Я покачала головой, молча умоляя его не говорить больше ни слова.
— Матери не хотели их отпускать. Они не плакали, не просили нас пощадить их детей, нет. Просто не спускали детей с рук, и всё тут. Мне пришлось приказать солдатам взять ружья и расстреливать их вместе, чтобы пуля одновременно убила и мать, и ребёнка. Всего через пятнадцать минут всё закончилось. А ещё через пару часов ничего не осталось от сотни людей, что мы туда привели, только свежая земля поверх засыпанной канавы и лёгкий запах пороха в воздухе. На следующей неделе меня повысили до оберштурмфюрера. Я расстрелял сотню невинных людей, а меня за это хвалили, представляешь? Сразу после я подал прошение о переводе в СД. Сказал своему командиру, что лучше пригожусь своей стране в качестве агента разведки, что мне было интересно собирать информацию, вербовать людей, распространять дезинформацию… Всё, что угодно, только бы не пережить подобного второй раз. После того дня я с вооружёнными СС дела не хотел иметь. Знаешь, я до сих пор иногда вижу их лица по ночам. Они просто стоят и смотрят на меня, и ничего не говорят.
— Мне жаль, Генрих. — Погружённый в свои воспоминания, я не уверена, что он меня услышал.
— Меня перевели на службу в Париж пару недель спустя после ориентации, и там я наконец-то мог снова дышать свободно. Я больше не носил формы; я был обычным немецким клерком, живущим в прекрасных апартаментах со своей женой и работающим в посольстве — по крайней мере, согласно моей легенде. Там было так спокойно, так… не знаю даже, беззаботно, что ли. Только я всё сильнее чувствовал контраст со своей страной каждый раз, как ездил делать доклады в главный офис. Хватка партии всё больше крепчала на шее нации, и я понял, что это была уже совсем не та партия, частью которой я когда-то хотел быть. Благодаря своим новым установленным контактам, я с лёгкостью вышел на человека, работающего на американцев, и попросил его ввести меня в контакт с его начальством. Они сначала отнеслись ко мне с большим подозрением и почти весь первый год тщательнейшим образом за мной наблюдали, думая, что это немцы меня и подослали. Но, как только мой «испытательный срок» окончился, и они начали мне понемногу доверять, наши отношения заметно улучшились. Вот только моя жена, когда я ей всё рассказал, решила, что это была наиглупейшая и самая опасная ошибка, какую я только мог совершить. Это же государственная измена, понимаешь? А у нас в Германии только ввели приказ о «кровной вине», вот она и испугалась, что как только раскроют меня, и её повесят заодно. Наставила на меня пистолет и начала кричать, чтобы я шёл раскрываться и солгать, что она была ни сном, ни духом. Я попытался её утихомирить и подумал, что если тоже наставлю на неё пистолет, она испугается, опустит свой, и мы сможем нормально всё обсудить. А она взяла и выстрелила в меня. До сих пор не знаю, как она промахнулась с десяти шагов… А я вот тоже выстрелил, сам того не желая, рука сама курок спустила, рефлекторно, понимаешь? Ну и… Она умерла сразу же.
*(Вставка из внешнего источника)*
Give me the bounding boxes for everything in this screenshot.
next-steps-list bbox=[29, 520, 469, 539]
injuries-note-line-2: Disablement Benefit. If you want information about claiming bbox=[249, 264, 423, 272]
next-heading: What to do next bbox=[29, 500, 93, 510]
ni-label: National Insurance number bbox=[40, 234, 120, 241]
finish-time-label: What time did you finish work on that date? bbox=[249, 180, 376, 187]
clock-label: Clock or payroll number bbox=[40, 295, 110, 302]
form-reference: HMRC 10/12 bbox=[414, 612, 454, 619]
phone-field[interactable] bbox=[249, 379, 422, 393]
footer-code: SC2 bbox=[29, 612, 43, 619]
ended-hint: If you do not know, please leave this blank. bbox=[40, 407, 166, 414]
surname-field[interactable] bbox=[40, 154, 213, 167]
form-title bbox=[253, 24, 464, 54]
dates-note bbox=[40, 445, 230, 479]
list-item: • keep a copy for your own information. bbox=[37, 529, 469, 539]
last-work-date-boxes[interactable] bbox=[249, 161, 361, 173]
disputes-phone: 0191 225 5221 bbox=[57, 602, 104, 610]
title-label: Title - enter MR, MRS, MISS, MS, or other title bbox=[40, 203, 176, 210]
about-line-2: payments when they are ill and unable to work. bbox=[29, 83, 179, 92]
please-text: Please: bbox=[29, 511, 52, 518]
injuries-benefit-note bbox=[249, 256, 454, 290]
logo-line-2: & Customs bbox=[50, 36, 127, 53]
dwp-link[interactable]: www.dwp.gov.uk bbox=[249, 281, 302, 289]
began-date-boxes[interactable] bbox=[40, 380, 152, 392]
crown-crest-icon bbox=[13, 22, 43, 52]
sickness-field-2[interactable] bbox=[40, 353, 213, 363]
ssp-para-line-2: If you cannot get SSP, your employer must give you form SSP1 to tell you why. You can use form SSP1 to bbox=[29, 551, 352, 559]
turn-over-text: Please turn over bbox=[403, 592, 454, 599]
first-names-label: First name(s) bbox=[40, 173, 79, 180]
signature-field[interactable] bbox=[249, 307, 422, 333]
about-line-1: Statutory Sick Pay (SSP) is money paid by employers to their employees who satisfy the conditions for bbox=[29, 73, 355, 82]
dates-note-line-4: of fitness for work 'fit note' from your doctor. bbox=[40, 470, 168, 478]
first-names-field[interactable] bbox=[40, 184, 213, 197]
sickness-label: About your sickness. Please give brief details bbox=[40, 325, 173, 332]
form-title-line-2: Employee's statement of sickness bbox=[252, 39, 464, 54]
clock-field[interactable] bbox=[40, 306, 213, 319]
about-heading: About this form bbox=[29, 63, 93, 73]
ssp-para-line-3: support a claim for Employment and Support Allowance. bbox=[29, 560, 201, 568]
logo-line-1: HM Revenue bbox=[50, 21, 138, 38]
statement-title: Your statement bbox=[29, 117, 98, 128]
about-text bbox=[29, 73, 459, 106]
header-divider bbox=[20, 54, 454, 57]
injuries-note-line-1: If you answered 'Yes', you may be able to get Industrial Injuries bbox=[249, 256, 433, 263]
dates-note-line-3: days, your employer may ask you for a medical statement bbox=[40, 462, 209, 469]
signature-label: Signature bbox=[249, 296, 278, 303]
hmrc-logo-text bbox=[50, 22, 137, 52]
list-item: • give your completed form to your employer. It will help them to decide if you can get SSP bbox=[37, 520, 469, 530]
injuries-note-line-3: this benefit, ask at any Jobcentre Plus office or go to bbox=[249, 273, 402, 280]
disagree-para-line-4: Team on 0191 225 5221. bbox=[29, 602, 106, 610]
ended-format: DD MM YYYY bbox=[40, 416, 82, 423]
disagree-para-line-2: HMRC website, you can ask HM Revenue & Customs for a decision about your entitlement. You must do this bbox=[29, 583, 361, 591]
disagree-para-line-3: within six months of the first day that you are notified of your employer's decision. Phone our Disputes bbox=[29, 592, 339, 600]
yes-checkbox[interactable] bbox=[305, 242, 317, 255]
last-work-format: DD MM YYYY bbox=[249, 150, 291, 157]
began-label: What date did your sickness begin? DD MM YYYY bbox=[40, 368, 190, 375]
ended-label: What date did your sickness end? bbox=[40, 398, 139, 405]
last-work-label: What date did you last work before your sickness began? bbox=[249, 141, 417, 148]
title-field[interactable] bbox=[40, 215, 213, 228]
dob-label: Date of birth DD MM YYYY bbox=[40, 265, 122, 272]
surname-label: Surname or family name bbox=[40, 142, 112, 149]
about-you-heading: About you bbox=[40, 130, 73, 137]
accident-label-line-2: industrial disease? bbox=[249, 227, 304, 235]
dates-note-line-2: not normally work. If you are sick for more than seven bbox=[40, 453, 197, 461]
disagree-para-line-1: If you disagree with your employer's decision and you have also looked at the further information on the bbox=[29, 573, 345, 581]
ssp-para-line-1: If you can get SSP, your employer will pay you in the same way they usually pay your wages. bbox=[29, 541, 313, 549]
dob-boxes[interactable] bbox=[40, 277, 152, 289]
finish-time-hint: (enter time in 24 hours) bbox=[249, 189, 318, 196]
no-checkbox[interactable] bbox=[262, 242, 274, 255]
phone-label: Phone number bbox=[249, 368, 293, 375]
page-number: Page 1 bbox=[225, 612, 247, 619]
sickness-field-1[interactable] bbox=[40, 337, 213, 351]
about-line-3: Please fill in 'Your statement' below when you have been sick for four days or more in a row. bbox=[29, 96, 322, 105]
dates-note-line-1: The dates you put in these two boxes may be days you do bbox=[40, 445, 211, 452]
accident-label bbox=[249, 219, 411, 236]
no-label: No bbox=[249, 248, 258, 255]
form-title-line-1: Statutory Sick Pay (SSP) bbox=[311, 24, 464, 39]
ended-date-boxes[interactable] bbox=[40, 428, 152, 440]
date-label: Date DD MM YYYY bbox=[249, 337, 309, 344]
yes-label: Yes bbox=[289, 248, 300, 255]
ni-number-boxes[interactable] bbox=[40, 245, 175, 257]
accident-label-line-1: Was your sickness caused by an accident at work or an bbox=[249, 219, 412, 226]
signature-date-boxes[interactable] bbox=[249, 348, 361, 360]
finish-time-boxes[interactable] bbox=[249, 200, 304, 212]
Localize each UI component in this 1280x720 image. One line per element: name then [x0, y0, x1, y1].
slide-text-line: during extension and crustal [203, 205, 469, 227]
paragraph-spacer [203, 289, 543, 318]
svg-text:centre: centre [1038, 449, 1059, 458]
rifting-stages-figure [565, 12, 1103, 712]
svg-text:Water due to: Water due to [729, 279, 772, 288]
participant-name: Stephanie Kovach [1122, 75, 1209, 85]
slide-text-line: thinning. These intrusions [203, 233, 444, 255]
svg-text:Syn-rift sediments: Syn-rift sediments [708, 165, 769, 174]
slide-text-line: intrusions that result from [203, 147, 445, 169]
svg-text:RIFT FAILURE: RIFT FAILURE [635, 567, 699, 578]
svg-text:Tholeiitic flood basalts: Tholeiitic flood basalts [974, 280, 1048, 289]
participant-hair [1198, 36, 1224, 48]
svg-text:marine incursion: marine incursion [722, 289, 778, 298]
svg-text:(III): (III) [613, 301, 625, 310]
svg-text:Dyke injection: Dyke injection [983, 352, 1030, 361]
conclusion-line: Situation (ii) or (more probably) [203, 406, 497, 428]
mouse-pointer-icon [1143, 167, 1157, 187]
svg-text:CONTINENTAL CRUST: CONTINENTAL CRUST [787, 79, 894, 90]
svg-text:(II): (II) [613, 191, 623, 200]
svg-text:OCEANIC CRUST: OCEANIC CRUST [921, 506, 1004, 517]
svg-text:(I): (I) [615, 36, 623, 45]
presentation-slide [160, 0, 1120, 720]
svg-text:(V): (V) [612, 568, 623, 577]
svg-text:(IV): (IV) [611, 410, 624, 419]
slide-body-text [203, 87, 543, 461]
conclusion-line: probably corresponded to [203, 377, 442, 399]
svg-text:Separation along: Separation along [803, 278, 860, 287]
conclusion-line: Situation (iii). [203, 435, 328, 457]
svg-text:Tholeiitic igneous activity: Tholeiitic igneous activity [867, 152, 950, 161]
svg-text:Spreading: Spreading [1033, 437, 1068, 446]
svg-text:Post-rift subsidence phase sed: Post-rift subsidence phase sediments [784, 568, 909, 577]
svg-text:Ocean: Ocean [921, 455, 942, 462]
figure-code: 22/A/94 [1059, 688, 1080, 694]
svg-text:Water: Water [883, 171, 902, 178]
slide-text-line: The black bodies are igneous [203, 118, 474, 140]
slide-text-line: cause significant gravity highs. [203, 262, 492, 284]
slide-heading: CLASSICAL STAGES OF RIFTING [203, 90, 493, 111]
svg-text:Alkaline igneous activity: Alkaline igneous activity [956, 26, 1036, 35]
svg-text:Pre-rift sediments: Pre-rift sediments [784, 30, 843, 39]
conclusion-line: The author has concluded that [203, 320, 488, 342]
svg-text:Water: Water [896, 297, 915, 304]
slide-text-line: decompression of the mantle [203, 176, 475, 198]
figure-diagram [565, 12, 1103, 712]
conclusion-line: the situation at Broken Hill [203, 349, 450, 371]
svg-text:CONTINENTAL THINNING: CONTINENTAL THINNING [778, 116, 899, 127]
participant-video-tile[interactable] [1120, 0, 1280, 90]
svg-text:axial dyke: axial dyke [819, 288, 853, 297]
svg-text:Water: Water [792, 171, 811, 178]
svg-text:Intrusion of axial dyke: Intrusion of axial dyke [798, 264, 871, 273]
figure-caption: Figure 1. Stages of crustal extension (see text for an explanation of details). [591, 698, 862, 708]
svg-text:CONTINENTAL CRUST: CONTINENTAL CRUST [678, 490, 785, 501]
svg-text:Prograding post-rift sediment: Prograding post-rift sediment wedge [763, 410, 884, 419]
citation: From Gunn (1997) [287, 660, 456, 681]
— Так вот, что на самом деле произошло…
— Да.
— А разве ты себя под удар не ставишь, мне об этом рассказывая?
— Ты же мне рассказала, что ты еврейка, не побоялась себя под удар поставить.
— А я знала, что могу тебе доверять.
— Вот и я тебе доверился. Только это первый и последний раз, когда мы об этом говорим. Если я тебе все детали о своей работе начну рассказывать или, не дай Бог, кто-нибудь по какой-либо причине начнёт тебя допрашивать, убьют обоих. Единственное, почему я тебе всё это рассказал, так это потому, что мне невыносима мысль о том, что моя собственная жена меня всю жизнь будет ненавидеть за то, чем я не являюсь. Хотел, чтобы ты знала, что я на твоей стороне.